Helping Those in Need: STU Tommies Food Drive
A group of student-athletes believe the spirit of Christmas is about giving back to those who need it most. That’s why the STU Student-Athlete Council organized a food drive to collect donations for the STU Food Bank and the Fredericton Food Bank at Greener Village.
“As student-athletes, we are lucky to receive the amount of support from fans within our community so it is really important to us that we do what we can to give back to the community that gives us so much,” said Taylor Cook, Vice-President of the Student-Athlete Council and a member of the women’s hockey team.
“As many people know, the Christmas season can be extremely difficult for some families and students, so we saw the food drive as a great opportunity not only to bring the student-athletes together to work on a project, but also to work with the community to make this season a little bit easier for those that are in need.”
On December 9, more than 35 student-athletes canvassed Fredericton area neighbourhoods for non-perishable food items. Smaller collections also took place earlier at a volleyball match, a women’s hockey game and a basketball doubleheader.
The students collected roughly 2,000 items, half of which was donated to the Fredericton Food Bank, and the other half to the STU Food Bank.
Fredericton Nissan sponsored the event by providing two Nissan Titan trucks to help haul all the food donations.
“When we finished collection and filled two Nissan Titan trucks with non-perishables, it was absolutely amazing to see the final product of all the preparation for the food drive,” Cook added. “A special thanks to Fredericton Nissan for providing the trucks for the collection.”

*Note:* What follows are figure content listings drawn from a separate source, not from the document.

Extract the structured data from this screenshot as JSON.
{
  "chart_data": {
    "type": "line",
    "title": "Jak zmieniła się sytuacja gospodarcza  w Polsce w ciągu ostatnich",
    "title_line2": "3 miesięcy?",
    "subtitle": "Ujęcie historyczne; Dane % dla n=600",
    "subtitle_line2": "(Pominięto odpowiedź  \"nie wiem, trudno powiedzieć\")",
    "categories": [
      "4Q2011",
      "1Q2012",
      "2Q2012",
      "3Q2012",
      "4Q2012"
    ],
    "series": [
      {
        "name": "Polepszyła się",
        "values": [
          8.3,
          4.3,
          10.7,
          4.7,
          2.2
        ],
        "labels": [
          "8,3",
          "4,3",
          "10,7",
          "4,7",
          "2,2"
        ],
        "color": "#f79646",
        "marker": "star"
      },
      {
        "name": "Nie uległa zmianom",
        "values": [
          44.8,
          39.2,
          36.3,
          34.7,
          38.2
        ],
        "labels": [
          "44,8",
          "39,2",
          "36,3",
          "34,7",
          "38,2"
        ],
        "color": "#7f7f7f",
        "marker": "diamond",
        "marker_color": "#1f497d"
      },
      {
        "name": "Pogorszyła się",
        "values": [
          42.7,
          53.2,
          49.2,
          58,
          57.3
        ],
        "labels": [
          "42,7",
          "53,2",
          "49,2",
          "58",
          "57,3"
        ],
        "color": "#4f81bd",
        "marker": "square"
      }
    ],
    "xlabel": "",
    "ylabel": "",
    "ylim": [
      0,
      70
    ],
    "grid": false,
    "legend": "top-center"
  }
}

Campus Minister Vivien Zelazny, who administers the STU Food Bank, was shocked when she walked into the food bank to find that its contents had more than doubled overnight.
“What an amazing Christmas gift to the food bank,” she said. “There were lots of staples, but also some celebratory things, like cake mixes, cranberry sauce, chocolate—even crab meat! It’s such a blessing to be a part of this generous community, and we’re so grateful to the student-athletes who organized and carried out this food drive.”
Zelazny adds that the food bank is an important feature on campus because university is a time when students’ incomes can be relatively low and they can be at risk for food insecurity.
“The Food Bank could potentially be the difference between a student staying in school or dropping out to find work; it could be the difference between a student excelling in their courses rather than worrying about where to get their next meal. We want to be there for all students, and for their sakes, we depend on the community’s donations.”